RENCONTRES DU CINÉMA LATINO-AMÉRICAIN. Du 16 au 22 mars, à Pessac, la 39eédition du festival aborde le thème de la « décolonialité ».

Décolonialité. Ce mot, qui fait encore figure de néologisme aujourd’hui, désigne la volonté du peuple latino-américain de s’émanciper de l’influence occidentale. Influence, qui malgré la décolonisation, demeure encore sous la forme d’une aliénation culturelle. 

« La notion de race, de genre, de classe, tout cela appartient à la pensée occidentale, explique Gloria Verges, co-présidente des Rencontres. Ces notions ont envahi l’Amérique latine, au détriment de la pensée indigène. Prenez ne serait-ce que le nom d’Amérique latine. Ce mot renvoie à la domination états-unienne et espagnole. À l’origine, la population autochtone avait un nom pour ce continent “Abya Yala”. En langue kuna, cela signifie “la terre pleine de maturité”. Et c’est cette appellation qu’aujourd’hui Colombiens, Brésiliens ou Panaméens revendiquent. » 

Prendre conscience de ce legs délétère, voilà l’enjeu de la 39e édition de la manifestation. La majorité des films, projetés au cinéma Jean Eustache, à Pessac, va dans ce sens. À commencer par Dentro da minha pele (À l’intérieur de ma peau). Ce documentaire brésilien de 2020 met en lien l’histoire du pays auriverde avec la façon dont institutions et individus perpétuent le racisme. Cette projection, qui lance la semaine du cinéma engagé, aura lieu en présence de la co-réalisatrice Val Gomes. 

L’extractivisme

« Au cours de cette semaine, nous proposons une réflexion sur l’histoire des peuples colonisés. À la lumière des faits historiques, surgit l’extractivisme, explique la co-présidente. Ce concept affirme que l’Occident est devenu le centre du Monde. Pour s’enrichir ou devenir plus forts, les colons ont réduit en esclavage, ont exterminé, ont extrait des matières premières. L’Espagne a soutiré des millions de tonnes d’or aux pays d’Amérique latine. Cela s’accompagne aussi d’une extraction de savoirs. Le tout afin d’extorquer de l’argent, des richesses matérielles et immatérielles. Dans une optique capitaliste, en résumé. » 

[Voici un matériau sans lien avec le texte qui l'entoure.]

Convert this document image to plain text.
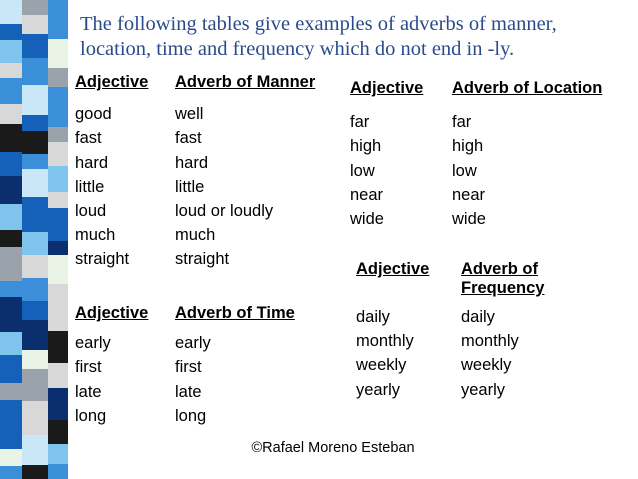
The following tables give examples of adverbs of manner,
location, time and frequency which do not end in -ly.
Adjective Adverb of Manner
good	well
fast	fast
hard	hard
little	little
loud	loud or loudly
much	much
straight	straight
Adjective Adverb of Location
far	far
high	high
low	low
near	near
wide	wide
Adjective Adverb of Time
early	early
first	first
late	late
long	long
Adjective Adverb of Frequency
daily	daily
monthly	monthly
weekly	weekly
yearly	yearly
©Rafael Moreno Esteban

Waldo y Yamila at Payaniyeo
Waldo y Yamila at Payaniyeo

Cet extractivisme, c’est ce que montre Natalia Cano dans Gigantes, documentaire argentin de 2020 revisitant le voyage du comte Henry de La Vaulx en Patagonie, qui, lors de son expédition, a déniché le fils du cacique Liempichun et l’a emmené en France. Aujourd’hui, la communauté de Liempichun réclame la restitution des restes de l’ancêtre, rejoignant ainsi de nombreuses autres revendications qui mettent en défaut les musées européens. Une allégorie du pillage des œuvres d’art des Mapuches ; œuvres qui embellissent aujourd’hui le musée du Louvre, et dont le peuple indien implore la restitution.  

Face au réel

Casal do Putumayo (1909)
Casal do Putumayo (1909)

D’autres sujets sensibles au menu pour regarder la réalité droit dans les yeux : l’excision en Colombie chez les EmberáChamí — deuxième plus grand peuple indigène du pays —, sinistre héritage des colons catholiques espagnols (Un grito en el silencio de Priscila Padilla) ; le soutien de l’ex-président Alvaro Uribe aux narcotrafiquants (la série Matarife du journaliste et avocat Daniel Mendoza Real égrenant les relations entre l’élite financière colombienne, la classe politique, le narcotrafic et les paramilitaires) ; ou la déforestation de l’Amazonie (A ultima Floresta, de Luiz Bolognesi et Davi Kopenawa Yanomami).

Des tables rondes avec les réalisateurs jalonneront ces temps de réflexion sans oublier la sélection de courts métrages en lice pour le prix du jury lycéen. Enfin, le public est invité à donner son verdict sur chaque film visionné dans le cadre de la compétition des documentaires et des fictions. Celui qui recueille le plus d’étoiles remportera 1 000 euros à l’issue du festival. 
Chloé Maze

Rencontres du cinéma latino-américain, du mercredi 16 au mardi 22 mars, cinéma Jean Eustache, Pessac (33).